Who the Hell is Milo Yiannopoulos?

It’s a fair question. All of a sudden, my news feed is full of posts about some person named Milo something Greek. Outraged posts from friends of mine who are gay, and who apparently hate this Milos person with a vengeance. So, who the hell is she?

Turns out it’s a he, and he was on Bill Maher, where quite a few people felt he did not belong. Still, I had no idea who he was. Did he win a reality show? Is he dating Taylor Swift? How did this person I’ve never heard of get to be famous?

In this day and age of youtube stars, it’s becoming increasingly common to learn that there is some person out there that I am supposed to care a great deal about. Not in the way that I’m supposed to have compassion for all creatures great and small. No, that’s not what I mean.
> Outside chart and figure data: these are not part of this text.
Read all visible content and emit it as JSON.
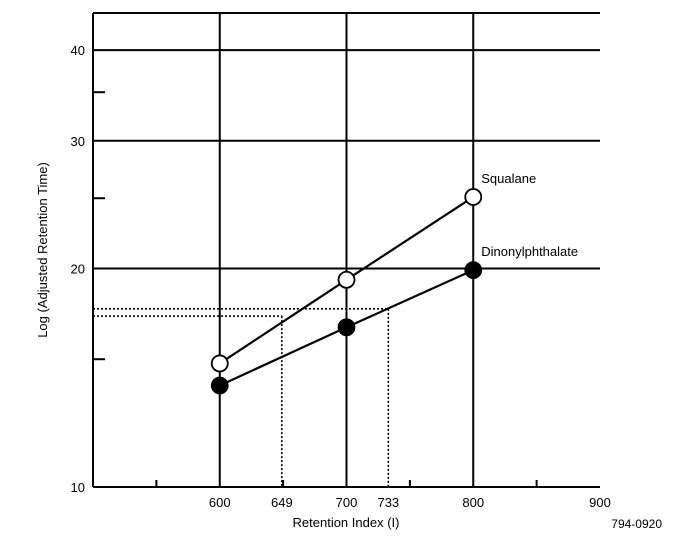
{
  "chart_data": {
    "type": "line",
    "title": "",
    "xlabel": "Retention Index (I)",
    "ylabel": "Log (Adjusted Retention Time)",
    "x_scale": "linear",
    "y_scale": "log",
    "xlim": [
      500,
      900
    ],
    "ylim": [
      10,
      45
    ],
    "grid": true,
    "x_major_ticks": [
      600,
      700,
      800
    ],
    "x_minor_ticks": [
      550,
      650,
      750,
      850
    ],
    "x_tick_labels": [
      {
        "value": 600,
        "label": "600"
      },
      {
        "value": 649,
        "label": "649"
      },
      {
        "value": 700,
        "label": "700"
      },
      {
        "value": 733,
        "label": "733"
      },
      {
        "value": 800,
        "label": "800"
      },
      {
        "value": 900,
        "label": "900"
      }
    ],
    "y_gridlines": [
      20,
      30,
      40
    ],
    "y_minor_ticks": [
      15,
      25,
      35
    ],
    "y_tick_labels": [
      {
        "value": 10,
        "label": "10"
      },
      {
        "value": 20,
        "label": "20"
      },
      {
        "value": 30,
        "label": "30"
      },
      {
        "value": 40,
        "label": "40"
      }
    ],
    "series": [
      {
        "name": "Squalane",
        "marker": "open-circle",
        "points": [
          {
            "x": 600,
            "y": 14.8
          },
          {
            "x": 700,
            "y": 19.3
          },
          {
            "x": 800,
            "y": 25.1
          }
        ]
      },
      {
        "name": "Dinonylphthalate",
        "marker": "filled-circle",
        "points": [
          {
            "x": 600,
            "y": 13.8
          },
          {
            "x": 700,
            "y": 16.6
          },
          {
            "x": 800,
            "y": 19.9
          }
        ]
      }
    ],
    "reference_lines": [
      {
        "name": "dinonylphthalate-reading",
        "y": 17.6,
        "x": 733
      },
      {
        "name": "squalane-reading",
        "y": 17.2,
        "x": 649
      }
    ]
  },
  "figure_code": "794-0920"
}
I mean I’m supposed to care about what they wear, and who they are sleeping with, and what they have said or done to cause outrage among some, and garner attention for themselves, above all else.

Rob Lowe survived a sex scandal when he was younger, and I remember the news coverage. The poor guy had to hide out from stalking paparazzi for weeks. His career was pronounced over. It’s nothing short of remarkable that he came out on the other side intact. Eventually.
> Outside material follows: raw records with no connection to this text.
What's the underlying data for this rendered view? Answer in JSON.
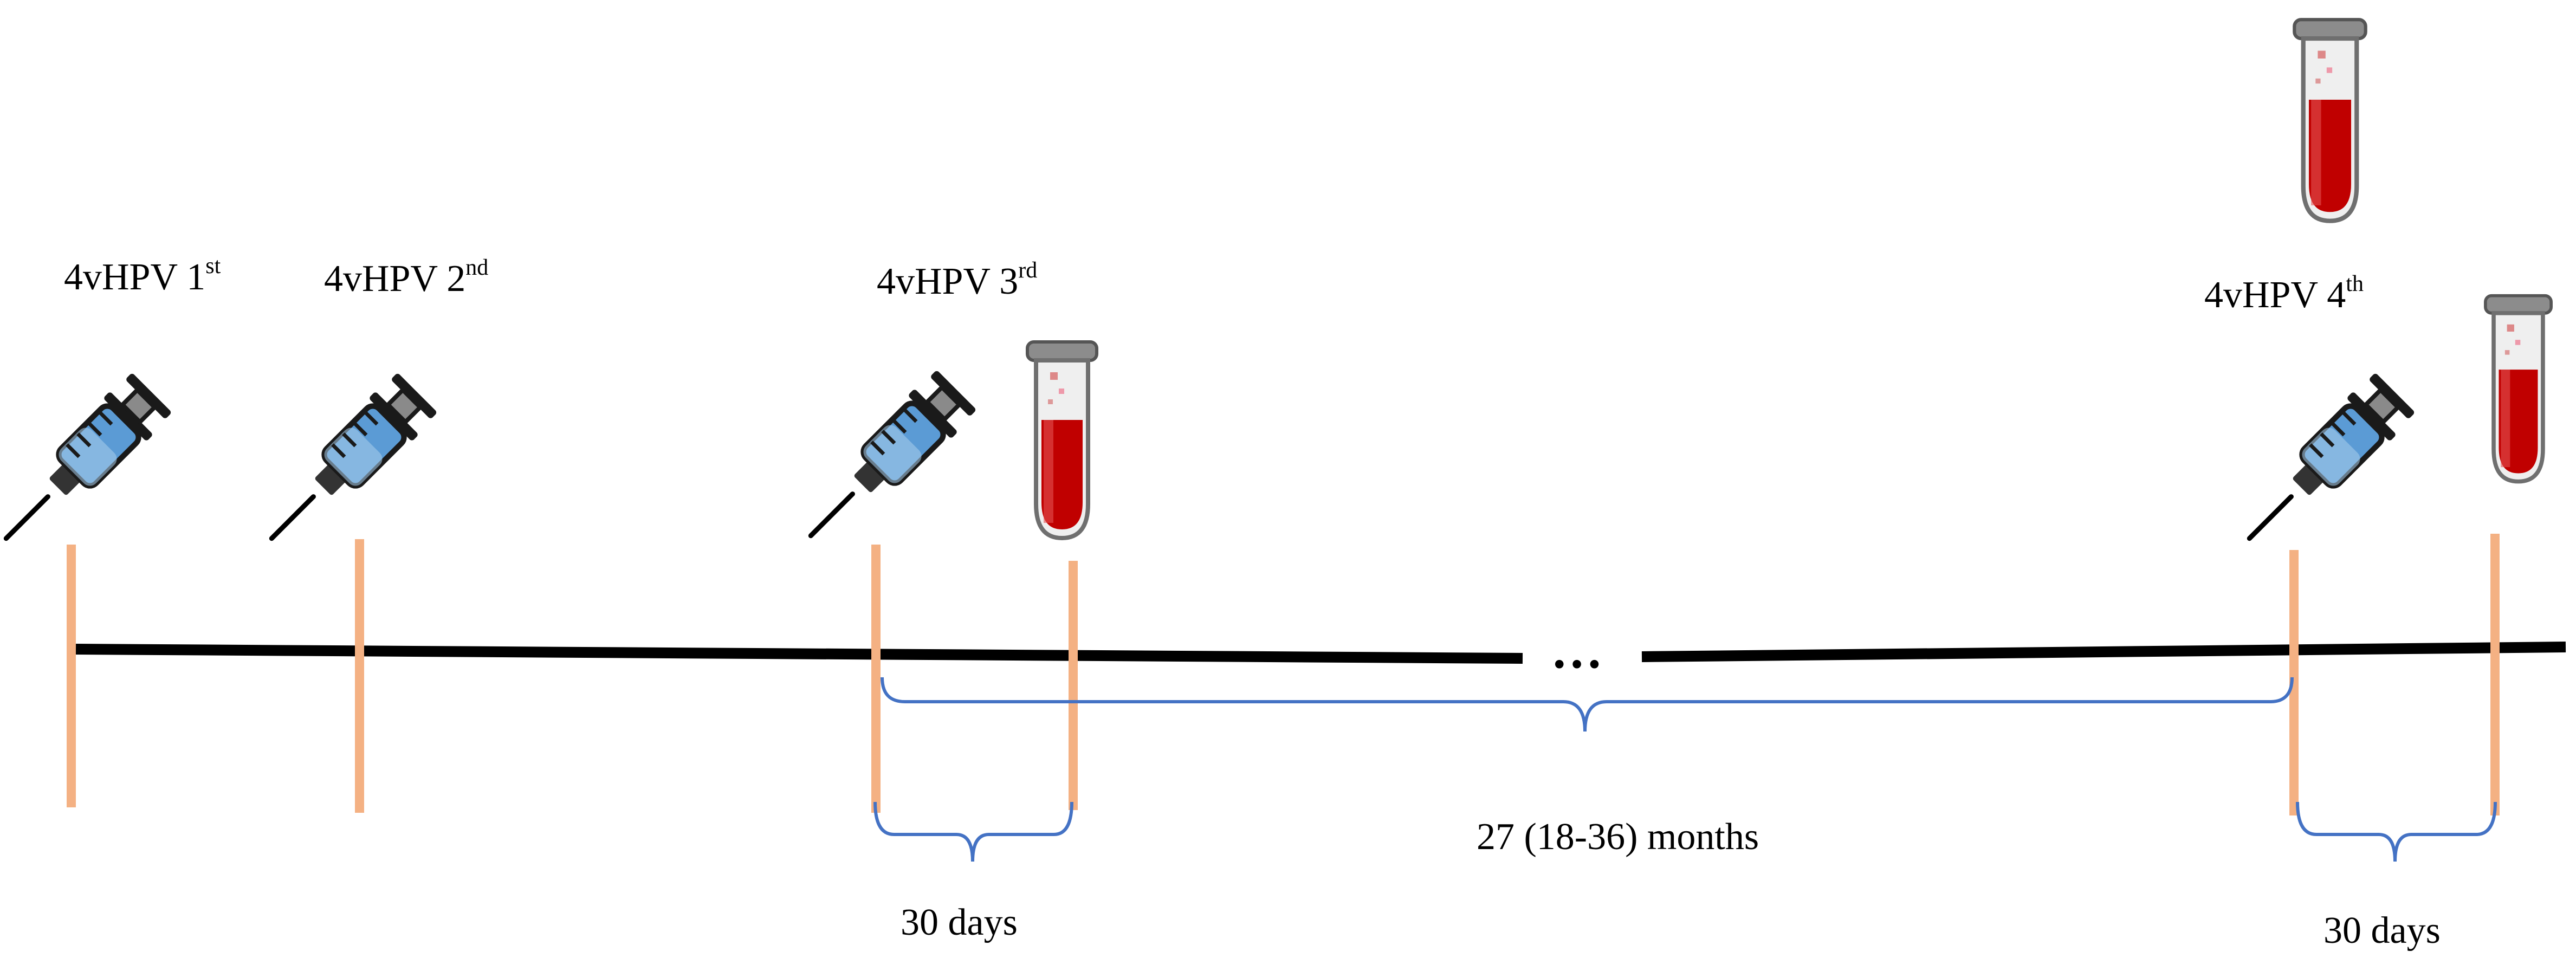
{
  "doses": [
    {
      "name": "4vHPV",
      "ordinal": "1",
      "suffix": "st"
    },
    {
      "name": "4vHPV",
      "ordinal": "2",
      "suffix": "nd"
    },
    {
      "name": "4vHPV",
      "ordinal": "3",
      "suffix": "rd"
    },
    {
      "name": "4vHPV",
      "ordinal": "4",
      "suffix": "th"
    }
  ],
  "intervals": {
    "after_third": "30 days",
    "between_third_and_fourth": "27 (18-36) months",
    "after_fourth": "30 days"
  },
  "ellipsis": "…",
  "colors": {
    "timeline": "#000000",
    "event_marker": "#F4B183",
    "brace": "#4472C4",
    "syringe_fluid": "#5B9BD5",
    "blood": "#C00000"
  },
  "icons": {
    "injection": "syringe-icon",
    "blood_sample": "blood-tube-icon"
  }
}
In his autobiography, he writes that now, young actors are hiring shady characters to invent scandals for them! That’s how you become famous now. By starring in a scandal. Having a particular talent or skill is only secondary. Celebrities thrive on being celebrities, for no specific reason, other than that people are talking about them. Naturally, the more outrageous the behavior, or the comment, or the outfit, the louder the gossip. For a time.

So I watched a few clips of this Milo person on Bill Maher. To find out what the fuss was all about.

He is pretty. I’ll give him that. Charming British accent. Highly kissable lips. His hair is the sort of blond dye job you’d find in the 1990s. Otherwise, he looks very much like any number of boys you might see in any gay neighborhood. Sipping an overpriced drink while clutching his pearls.

That’s not a joke. He actually is wearing pearls. Guess that’s also from the 1990s. Didn’t George Michael wear pearls on his shoulder or something? I seem to recall the image. George was Greek, too. Same as this boy with the charming British accent. Maybe it’s a tribute to him?


Okay, so he’s kind of cute. His body language, however, is kind of strange. He tilts his chin down while he speaks and looks up through his forehead, at the ceiling. What’s he looking at up there? The person he’s speaking to is seated right in front of him. It’s bizarre behavior, but I’ll leave it up to the body language experts to analyze what it means.

It didn’t take long to realize why everyone hates him. By everyone, I mean my gay friends. It’s what he’s saying while gazing distractedly up at the ceiling. He spouts the same sort of homophobic nonsense as that horrible Coulter creature. The most hateful, vile, outrageous nonsense meant to get everyone all upset. The same bigoted talking points we’ve been hearing from the far right nut jobs for decades.

With a spin. This time around, it’s coming at us from a very gay boy with kissable lips, clutching his pearls and giggling in response to the hoped-for condemnation that he is saying hateful, vile, outrageous things designed to get everyone all upset.

He blushes. He squirms delightedly. One can hear him mentally calculating the increase in clicks on his instagram page. Better rush home after this appearance and tweet something bratty.

The obvious conclusion would be that he is one of those self-hating gay men who play with Lincoln Logs. That’s the expression, isn’t it? Or something like it. Log cabin gays. Hiding in the republican party for reasons I’ve never understood. Socially liberal, fiscally conservative, or some such nonsense.

That would be the obvious conclusion, yes, but the impression that I came away with was this is just an act. This character he’s playing. It’s a performance, and I think a fairly transparent one. Gotta get a gimmick, right? Well, Milo has a gimmick. In the online realm, being republican isn’t enough to generate outrage. To cultivate fame. If he wants to dominate everyone’s news feeds, he would have to embrace the venomous beliefs of the far right conservative cretins. Like Coulter.

The thing is, I don’t know how well it will work, nor for how long. People on the far right may be happy to have a gay of their own, but they still believe he is going to burn in hell for all of eternity for his sin of homosexuality. They are not his friends.

Neither, it seems, is the gay community. I’m guessing he gets plenty of hate mail. Perhaps he giggles and blushes at all of that attention, too? Can that really be what he wants? Just to have people talking about him, no matter what they are saying? If so, then he must be happy. Here we are, talking about him.